Online machine learning is a branch of machine learning where the training samples arrive sequentially (compared to batch processing). The model parameters are dynamically updated with the arrival new data. More details can be found here. Several tools like Vowpal Wabbit, Scikit Learn provide support for online learning. In this article we look at an alternate approach using JAGS.

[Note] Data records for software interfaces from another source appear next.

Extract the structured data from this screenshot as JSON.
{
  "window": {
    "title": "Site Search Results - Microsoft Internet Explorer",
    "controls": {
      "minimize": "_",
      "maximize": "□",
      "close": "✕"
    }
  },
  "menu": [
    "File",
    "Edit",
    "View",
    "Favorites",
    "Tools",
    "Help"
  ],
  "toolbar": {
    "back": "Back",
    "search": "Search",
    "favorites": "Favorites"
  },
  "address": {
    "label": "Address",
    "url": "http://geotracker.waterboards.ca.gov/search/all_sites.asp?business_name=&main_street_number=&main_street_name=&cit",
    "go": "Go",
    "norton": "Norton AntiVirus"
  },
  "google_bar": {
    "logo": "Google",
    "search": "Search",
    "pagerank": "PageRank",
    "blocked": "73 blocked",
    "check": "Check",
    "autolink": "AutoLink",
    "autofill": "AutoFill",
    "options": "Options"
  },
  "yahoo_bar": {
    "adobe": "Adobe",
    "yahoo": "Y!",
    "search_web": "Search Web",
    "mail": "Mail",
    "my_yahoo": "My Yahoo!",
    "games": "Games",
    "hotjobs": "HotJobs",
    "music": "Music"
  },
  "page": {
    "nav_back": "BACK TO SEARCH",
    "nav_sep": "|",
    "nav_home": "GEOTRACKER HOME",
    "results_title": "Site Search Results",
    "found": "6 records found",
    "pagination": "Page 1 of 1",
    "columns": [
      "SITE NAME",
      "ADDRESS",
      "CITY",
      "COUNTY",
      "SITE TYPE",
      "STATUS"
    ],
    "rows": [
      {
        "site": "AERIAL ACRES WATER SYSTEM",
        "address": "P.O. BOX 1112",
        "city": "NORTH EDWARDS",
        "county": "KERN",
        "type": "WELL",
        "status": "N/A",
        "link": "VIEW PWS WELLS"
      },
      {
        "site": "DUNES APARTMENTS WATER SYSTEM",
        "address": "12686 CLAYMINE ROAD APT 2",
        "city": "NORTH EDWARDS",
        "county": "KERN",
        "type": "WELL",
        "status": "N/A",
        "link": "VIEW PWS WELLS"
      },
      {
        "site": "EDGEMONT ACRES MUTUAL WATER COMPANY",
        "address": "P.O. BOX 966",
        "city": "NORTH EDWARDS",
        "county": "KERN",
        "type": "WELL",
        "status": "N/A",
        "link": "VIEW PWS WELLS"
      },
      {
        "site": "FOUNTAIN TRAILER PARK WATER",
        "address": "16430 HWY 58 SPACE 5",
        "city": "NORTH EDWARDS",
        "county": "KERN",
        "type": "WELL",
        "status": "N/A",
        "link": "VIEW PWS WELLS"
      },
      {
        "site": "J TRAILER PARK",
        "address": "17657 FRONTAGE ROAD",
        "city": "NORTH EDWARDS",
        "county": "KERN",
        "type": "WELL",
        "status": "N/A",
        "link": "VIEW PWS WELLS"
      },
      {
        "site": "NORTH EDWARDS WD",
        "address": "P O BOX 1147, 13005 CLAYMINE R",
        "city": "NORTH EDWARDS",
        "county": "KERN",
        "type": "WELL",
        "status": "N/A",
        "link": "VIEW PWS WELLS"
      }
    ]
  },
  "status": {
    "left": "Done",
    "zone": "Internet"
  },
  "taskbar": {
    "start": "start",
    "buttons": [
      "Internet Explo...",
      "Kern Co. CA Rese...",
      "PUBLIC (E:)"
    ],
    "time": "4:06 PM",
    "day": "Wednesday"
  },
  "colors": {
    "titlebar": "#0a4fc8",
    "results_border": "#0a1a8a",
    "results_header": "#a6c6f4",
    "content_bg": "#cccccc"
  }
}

JAGS (Just Another Gibbs Sampler) is a DSL for model specification and an MCMC sampler. It is used to build hierarchical Bayesian models.

Simple example

In this article we will look at a simple example of inferring the probability of heads from a sequence of coin tosses. For the purposes of this example, the data will arrive in 2 batches - data1 and data2. The model will be sequentially updated. First, the model specification in JAGS. Each coin toss is Bernoulli distributed and the prior on p is uniform distribution.

model <- "model {
            for (i in 1:N) {
              toss[i] ~ dbern(p)
            }
            p ~ dbeta(a,b)
          }"

Set the initial data, compile the model and draw samples from posterior distribution for the first batch of data.

a1 <- 1
b1 <- 1
data1 <- list(toss = c(0,0,1,1), N = 4, a = a1, b = b1)
# compile the model
model1 <- jags.model(textConnection(model), data1)
## Compiling model graph
##    Resolving undeclared variables
##    Allocating nodes
## Graph information:
##    Observed stochastic nodes: 4
##    Unobserved stochastic nodes: 1
##    Total graph size: 8
## 
## Initializing model
# sample from the posterior p|toss[1:N]
out1 <- jags.samples(model1, "p", n.iter = 1000)

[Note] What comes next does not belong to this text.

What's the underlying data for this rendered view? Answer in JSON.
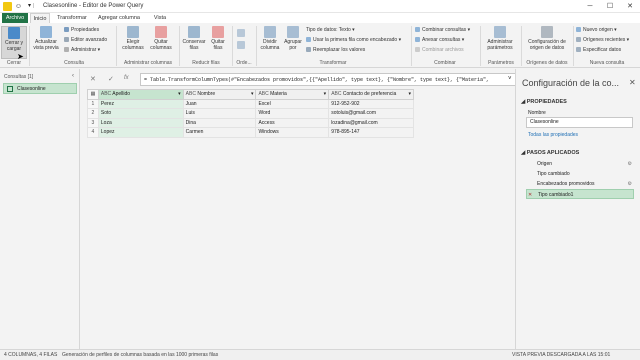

The posterior is the conjugate prior of Bernoulli distribution and hence beta distributed. But choosing a parametric family for the posterior is not always appropriate.

library(MASS)
fit <- fitdistr(out1$p, "beta", start = list(shape1=a1, shape2=b1))
a2 <- fit$estimate[[1]]
b2 <- fit$estimate[[2]]

Update the model with new data and repeat the process

data2 <- list(toss=c(0,1,1,0), N=4, a=a2, b=b2)
model2 <- jags.model(textConnection(model), data2)
## Compiling model graph
##    Resolving undeclared variables
##    Allocating nodes
## Graph information:
##    Observed stochastic nodes: 4
##    Unobserved stochastic nodes: 1
##    Total graph size: 8
## 
## Initializing model
out2 <- jags.samples(model2, "p", n.iter=1000)